What I believe really got us to where we are is not the geography that kept us together, but a couple of things I learned in the time when we were physically apart. We never put a hold on our relationship (minus the three-day “break” at the beginning of college that I suggested and then quickly nixed. If you know anything about my near obsession with Friends, you know it’s insane that I ever thought that was a good idea). Any time we spent apart was because there was something one of us needed to do. We’ve each readily supported the other when those times came, as hard as the few days leading up to the separation always were/are.

When I was a junior in college, I traveled a lot. After a semester in Boston, I traveled to Belize for two weeks as part of an international immersion/service/mission program, before spending a semester abroad in Berlin, during which time I also traveled to Ireland, England, and France. It was a wonderful year, and I have the scrapbooks to prove it!

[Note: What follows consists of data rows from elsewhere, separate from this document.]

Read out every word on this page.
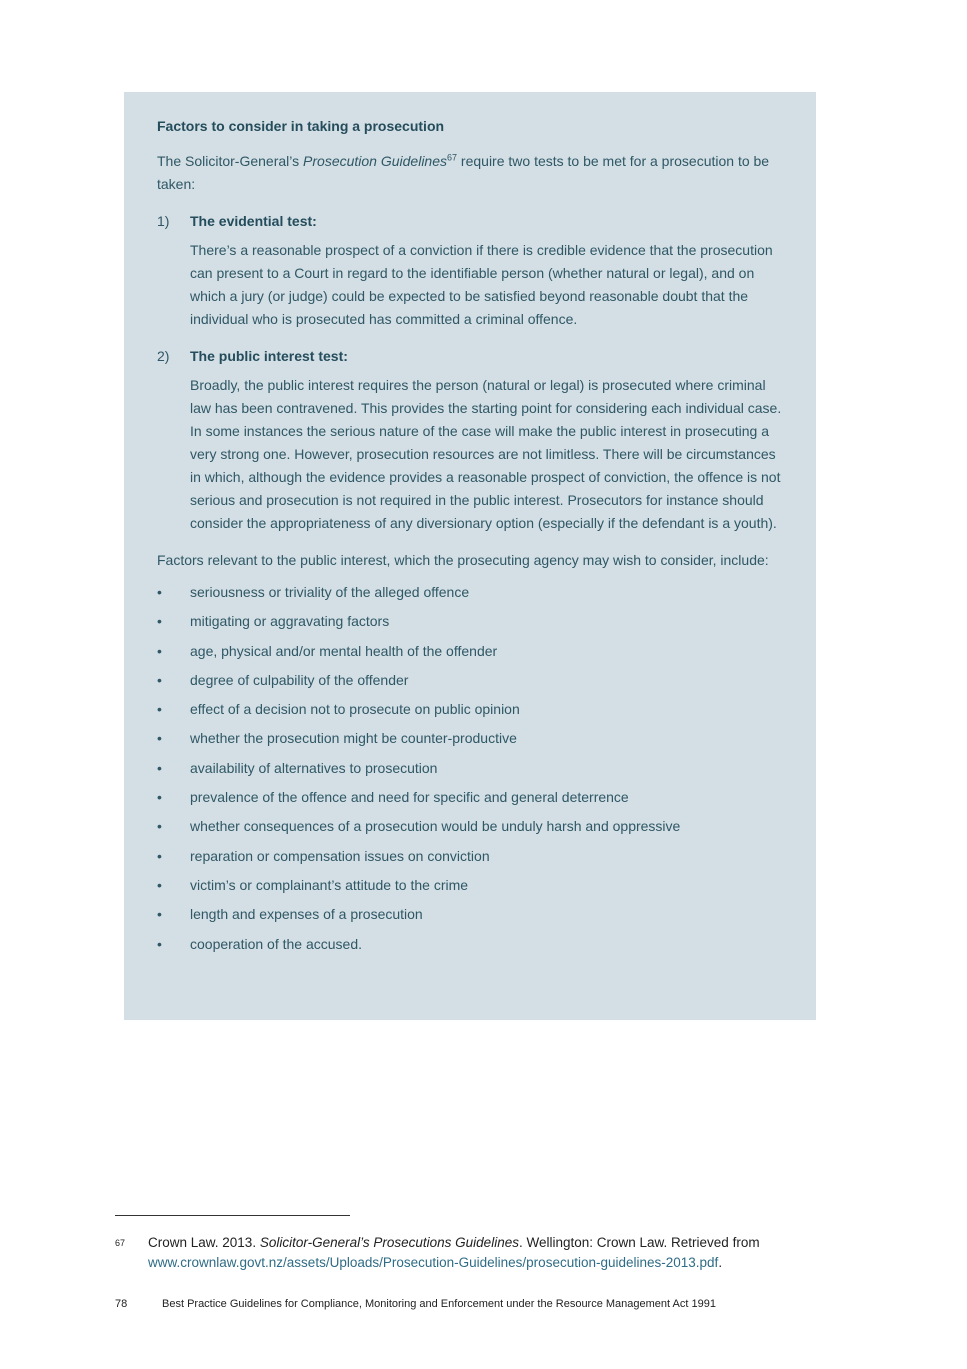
Factors to consider in taking a prosecution

The Solicitor-General’s Prosecution Guidelines$^{67}$ require two tests to be met for a prosecution to be taken:

1) The evidential test:

There’s a reasonable prospect of a conviction if there is credible evidence that the prosecution can present to a Court in regard to the identifiable person (whether natural or legal), and on which a jury (or judge) could be expected to be satisfied beyond reasonable doubt that the individual who is prosecuted has committed a criminal offence.

2) The public interest test:

Broadly, the public interest requires the person (natural or legal) is prosecuted where criminal law has been contravened. This provides the starting point for considering each individual case. In some instances the serious nature of the case will make the public interest in prosecuting a very strong one. However, prosecution resources are not limitless. There will be circumstances in which, although the evidence provides a reasonable prospect of conviction, the offence is not serious and prosecution is not required in the public interest. Prosecutors for instance should consider the appropriateness of any diversionary option (especially if the defendant is a youth).

Factors relevant to the public interest, which the prosecuting agency may wish to consider, include:

• seriousness or triviality of the alleged offence
• mitigating or aggravating factors
• age, physical and/or mental health of the offender
• degree of culpability of the offender
• effect of a decision not to prosecute on public opinion
• whether the prosecution might be counter-productive
• availability of alternatives to prosecution
• prevalence of the offence and need for specific and general deterrence
• whether consequences of a prosecution would be unduly harsh and oppressive
• reparation or compensation issues on conviction
• victim’s or complainant’s attitude to the crime
• length and expenses of a prosecution
• cooperation of the accused.
67 Crown Law. 2013. Solicitor-General’s Prosecutions Guidelines. Wellington: Crown Law. Retrieved from www.crownlaw.govt.nz/assets/Uploads/Prosecution-Guidelines/prosecution-guidelines-2013.pdf.
78	Best Practice Guidelines for Compliance, Monitoring and Enforcement under the Resource Management Act 1991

The program in Belize was inspired by Pedro Arrupe, S.J., and it was intended to give students a unique opportunity to learn about other cultures, to serve others, and ultimately, to explore our own faith. It was hands-down one of the best things I did in college.

The philosophy of the program was centered on these words from Pedro Arrupe:

Nothing is more practical than finding God,
that is, than falling in a love in a quite absolute, final way.
What you are in love with,
what seizes your imagination will affect everything.
It will decide what will get you out of bed in the mornings,
what you will do with your evenings,
how you spend your weekends,
what you read,
who you know,
what breaks your heart,
and what amazes you with joy and gratitude.
Fall in love, stay in love, and it will decide everything.

While we were in Belize, we spent some time with alumni who were in a program to serve internationally for a period of two years. I really enjoy volunteering, and I expected to come back from this trip certain that I would spend some time abroad after graduation. I was there to fall in love with the people I was meeting, the places I was seeing, the experiences I was having. And to some extent, I did.

But the real fruit of this trip, and it took a few months to figure this out, was that what I am in love with is my home—being with my family and my friends, being in familiar places, and being with John in particular.

A few months after I came home from Belize, I traveled to Berlin to study for a semester. In many ways, my lifestyle there was not dramatically different from that in the U.S., so it was not at all like what I’d experienced in Belize. The struggle in Berlin was that I had a couple of really lonely days. I didn’t make too many friends, and a lot of time was spent on my own, which I learned is only really fun when you want to be alone, not when you have to be alone. Through that experience more than anything else in my life thus far, I learned that being grateful for the good and the bad every day and in every situation is one of the golden tickets to true happiness.

By the time I was back home from all my gallivanting, the travel bug was out of my system. I knew more certainly who I was, what I wanted, and where I was needed.

And the really amazing thing was that I realized I had known it all along.